With some very carefully tying up of my Sweet Pea ‘Cupani’, in a bid to entice them upwards, I’d noticed that one of the canes that I’d set two against now has no sign of a plant. So, with it being late in the season, I decided that I would pop two Pea ‘Celebration’ seeds in to see if they’d like to grow and give me some tasty green petit pois late in the season.

I was really pleased to see the bees out in full force today. It was almost like they thought they’d help me in the garden. They’re all over the Lavender and also going for the Salvia ‘Nemerosa Ostfriesland’ that I bought yesterday. I reckon that bees love blue flowers.

The Buddleia that I took from cutting months ago, and which I planted out a few weeks back, looks like it’s heading towards a flower. It’s still quite short, and the Foxglove ‘Digitalis’ that I bought from Tesco, is towering over it ready to burst. According to my mother (!) the bees love that Buddleia – it’s white. The Foxglove is meant to be a creamy yellow-white – so the bees will be in for a treat.

Speaking of Foxglove, I’ve just set some Foxglove ‘Excelsior Hybrids Mixed’ seeds in a propagator to grow some new plants for next year.

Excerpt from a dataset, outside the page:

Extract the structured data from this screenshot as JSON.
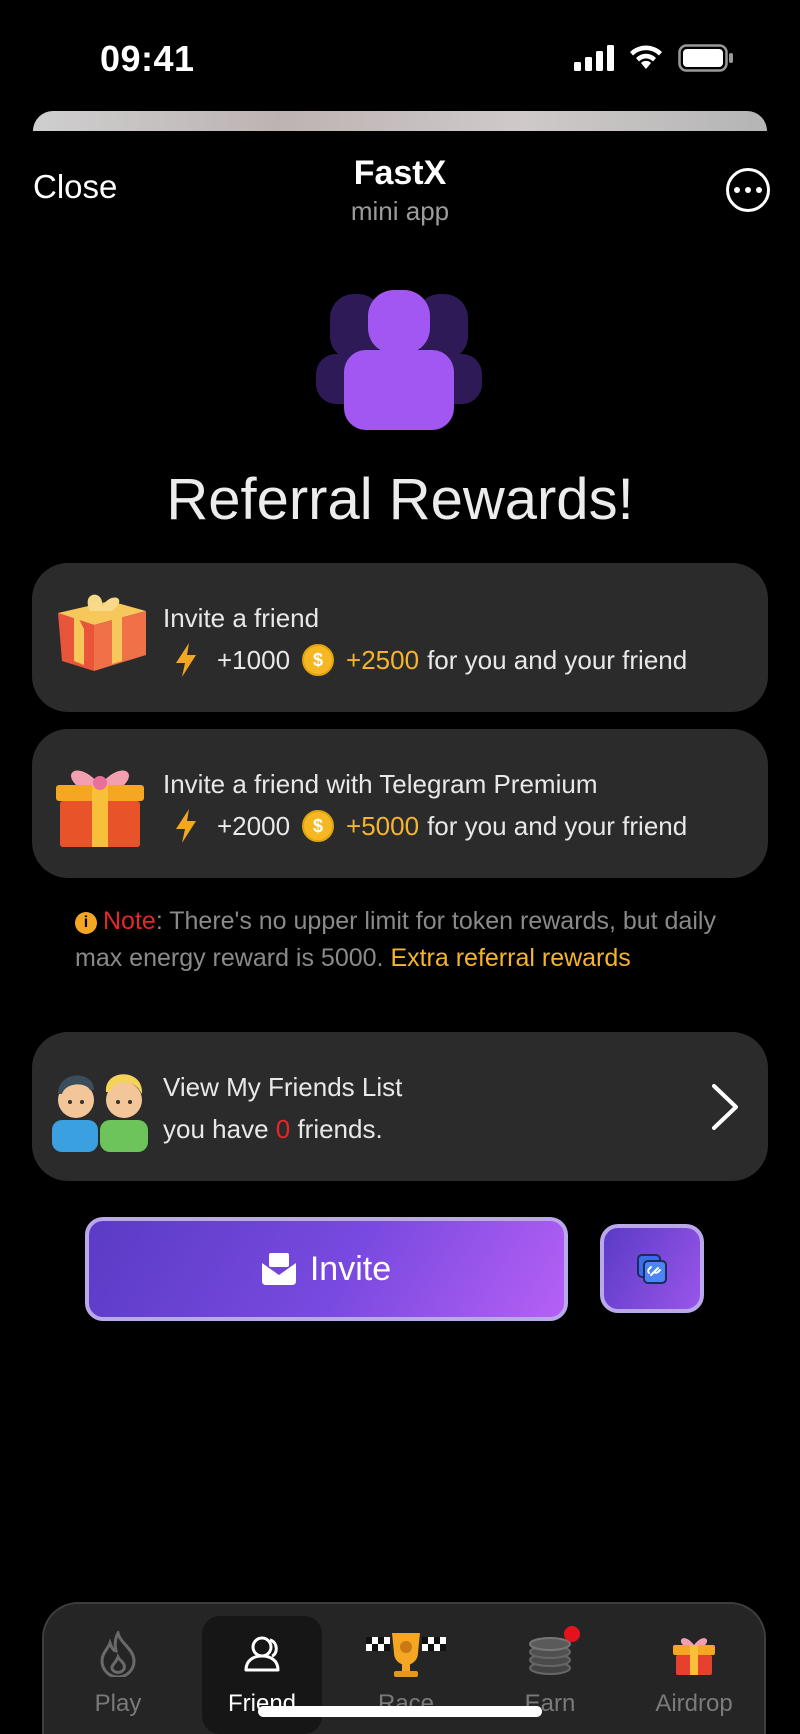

Buying the plants is expensive, but the seed is a cheap and easy way to get loads of them.

Right, that’s enough for now – time to make a cuppa and put my feet up!

Cosmos and Digitalis (Foxglove)

Today i bought some cheerful Cosmos and Digitalis (Foxglove) for the garden.

This weekend I bought some plants for my garden.

This is slightly unusual as so far I have just grown them from cuttings or from seeds, but I fell in love with the beautiful Cosmos at my local Twenty Pence Garden Centre and they were on a 3 for 2 offer.

cosmos-on-flower
The pink Cosmos flowers add a burst of colour.

Then today, whilst in Tesco, I spotted that they were selling Digitalis Primrose Carousel (better known as Foxglove) for £3. Whilst Foxgloves are toxic, they are very popular amongst bees, and this is something that I am passionate in encouraging into the garden.